High-tech meat substitutes: so hot right now. Much ado has been made about Beyond Burger, the plant-based burger that mimics beef with a meaty taste and texture (and "blood" that's actually beet juice). And while many reviewers admit it's pretty tasty, the faux meat also isn't going to fool any dedicated meat-eater. So what's an omnivore who's also concerned about sustainability and animal welfare to do?
One very real possibility: meat that's grown in a lab, rather than a pasture or a hen house. An Israeli biotech startup called SuperMeat is on a quest to revolutionize the meat industry by developing machines — which could theoretically be installed in grocery stores, restaurants, and even homes — "to organically grow chicken meat using cutting-edge regenerative technologies."
SuperMeat just launched an Indiegogo campaign to help fund this venture, and two days in it's already more than halfway to its $100,000 goal.
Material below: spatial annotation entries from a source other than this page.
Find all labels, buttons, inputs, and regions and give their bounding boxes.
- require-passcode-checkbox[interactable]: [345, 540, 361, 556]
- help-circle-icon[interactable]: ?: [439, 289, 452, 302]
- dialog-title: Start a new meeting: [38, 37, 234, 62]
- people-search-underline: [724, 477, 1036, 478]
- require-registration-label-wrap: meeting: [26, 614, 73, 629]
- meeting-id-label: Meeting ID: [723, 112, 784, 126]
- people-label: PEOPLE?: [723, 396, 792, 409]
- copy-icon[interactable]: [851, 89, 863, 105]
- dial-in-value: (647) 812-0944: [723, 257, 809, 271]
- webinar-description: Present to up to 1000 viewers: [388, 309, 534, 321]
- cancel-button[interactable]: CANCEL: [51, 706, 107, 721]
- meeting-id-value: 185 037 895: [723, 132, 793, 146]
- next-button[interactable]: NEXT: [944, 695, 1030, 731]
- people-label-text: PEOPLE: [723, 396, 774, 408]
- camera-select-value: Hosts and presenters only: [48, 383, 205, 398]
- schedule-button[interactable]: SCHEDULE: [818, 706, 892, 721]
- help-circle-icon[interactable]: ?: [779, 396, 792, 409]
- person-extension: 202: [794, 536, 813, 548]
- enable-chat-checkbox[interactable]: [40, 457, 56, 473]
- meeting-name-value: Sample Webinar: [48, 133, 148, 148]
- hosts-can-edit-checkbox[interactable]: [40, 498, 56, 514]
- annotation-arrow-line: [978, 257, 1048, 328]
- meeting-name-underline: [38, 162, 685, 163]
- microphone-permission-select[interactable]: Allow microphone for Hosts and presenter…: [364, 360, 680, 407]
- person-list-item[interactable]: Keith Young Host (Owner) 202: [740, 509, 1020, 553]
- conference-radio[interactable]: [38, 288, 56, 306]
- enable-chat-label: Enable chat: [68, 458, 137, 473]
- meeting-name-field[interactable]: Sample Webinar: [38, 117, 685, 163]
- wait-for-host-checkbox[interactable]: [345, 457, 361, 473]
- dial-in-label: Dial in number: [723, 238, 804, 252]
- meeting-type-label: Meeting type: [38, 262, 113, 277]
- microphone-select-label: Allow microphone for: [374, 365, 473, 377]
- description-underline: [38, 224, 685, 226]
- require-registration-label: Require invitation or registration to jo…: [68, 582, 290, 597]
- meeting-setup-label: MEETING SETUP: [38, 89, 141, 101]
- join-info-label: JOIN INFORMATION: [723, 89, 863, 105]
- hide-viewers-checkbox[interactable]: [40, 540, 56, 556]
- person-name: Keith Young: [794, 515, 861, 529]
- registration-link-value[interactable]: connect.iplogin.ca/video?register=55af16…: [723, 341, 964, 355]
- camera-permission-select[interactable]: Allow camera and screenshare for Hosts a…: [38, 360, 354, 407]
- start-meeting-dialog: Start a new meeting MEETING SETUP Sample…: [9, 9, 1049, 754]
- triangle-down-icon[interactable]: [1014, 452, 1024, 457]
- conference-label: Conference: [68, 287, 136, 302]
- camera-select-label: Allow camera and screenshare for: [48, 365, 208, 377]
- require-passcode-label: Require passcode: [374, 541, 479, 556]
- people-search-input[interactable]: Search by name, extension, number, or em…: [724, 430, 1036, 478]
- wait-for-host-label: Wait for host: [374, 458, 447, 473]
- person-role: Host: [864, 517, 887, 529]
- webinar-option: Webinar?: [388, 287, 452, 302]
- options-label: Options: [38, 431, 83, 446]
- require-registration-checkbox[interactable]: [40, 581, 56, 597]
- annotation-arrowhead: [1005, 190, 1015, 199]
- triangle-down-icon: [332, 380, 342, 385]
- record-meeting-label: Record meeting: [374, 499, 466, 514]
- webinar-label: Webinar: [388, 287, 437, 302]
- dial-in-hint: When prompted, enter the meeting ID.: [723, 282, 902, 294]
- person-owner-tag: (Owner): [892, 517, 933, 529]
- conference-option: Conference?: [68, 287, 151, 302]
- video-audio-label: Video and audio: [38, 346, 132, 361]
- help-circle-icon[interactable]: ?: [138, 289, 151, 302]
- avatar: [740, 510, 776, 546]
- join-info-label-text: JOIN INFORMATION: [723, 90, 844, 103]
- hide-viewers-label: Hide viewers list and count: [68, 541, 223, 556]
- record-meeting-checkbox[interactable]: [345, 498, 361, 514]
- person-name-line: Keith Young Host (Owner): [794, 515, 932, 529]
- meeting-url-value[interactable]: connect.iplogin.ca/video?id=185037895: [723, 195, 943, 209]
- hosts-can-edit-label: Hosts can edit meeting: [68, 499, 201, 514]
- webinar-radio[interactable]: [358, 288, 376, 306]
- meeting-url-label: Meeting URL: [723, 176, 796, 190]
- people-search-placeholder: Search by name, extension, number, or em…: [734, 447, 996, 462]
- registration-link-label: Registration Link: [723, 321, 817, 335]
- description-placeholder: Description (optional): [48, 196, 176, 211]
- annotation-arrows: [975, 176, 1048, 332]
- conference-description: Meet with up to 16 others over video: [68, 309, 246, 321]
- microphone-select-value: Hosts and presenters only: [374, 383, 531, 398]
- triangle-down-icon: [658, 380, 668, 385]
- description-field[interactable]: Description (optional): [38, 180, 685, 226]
Developed with the help of an acclaimed biomedical engineer named Yaakov Nahmias, the company offers a simplified explanation of how exactly its chicken-making process works: Basically, cells taken from a live chicken "are incubated in an environment that mimics the natural body of the animal." With the help of a "nutrient soup" and "specially designed bioreactors," the cells then grow and duplicate into a full piece of animal meat that exactly mimics the taste and texture of real meat — "because it is real meat," the startup explains.
SuperMeat claims its product's advantages over traditional meat are many: Besides not having to kill animals, it will also be cheaper to produce than real chicken, providing a more affordable source of protein that people can make in their own homes. Further, the company claims that it's also healthier than real chicken because the lab-growing process is more hygienic and resistant to bacteria; it can also make a product that's lower in fat.
The company intends to focus on three different products: chicken livers, chicken breast, and minced chicken meat. SuperMeat says its ultimate funding goal is $2.5 million, but that the $100,000 Indiegogo goal will allow them to "get the ball rolling," with plans to produce a prototype product by 2018 and fully launch by 2021.
And the team behind SuperMeat aren't the only ones with visions of lab-grown meat dancing in their heads: In 2013, Dutch scientists produced the world's first lab-grown burger, and say the product could hit the market within the next five years.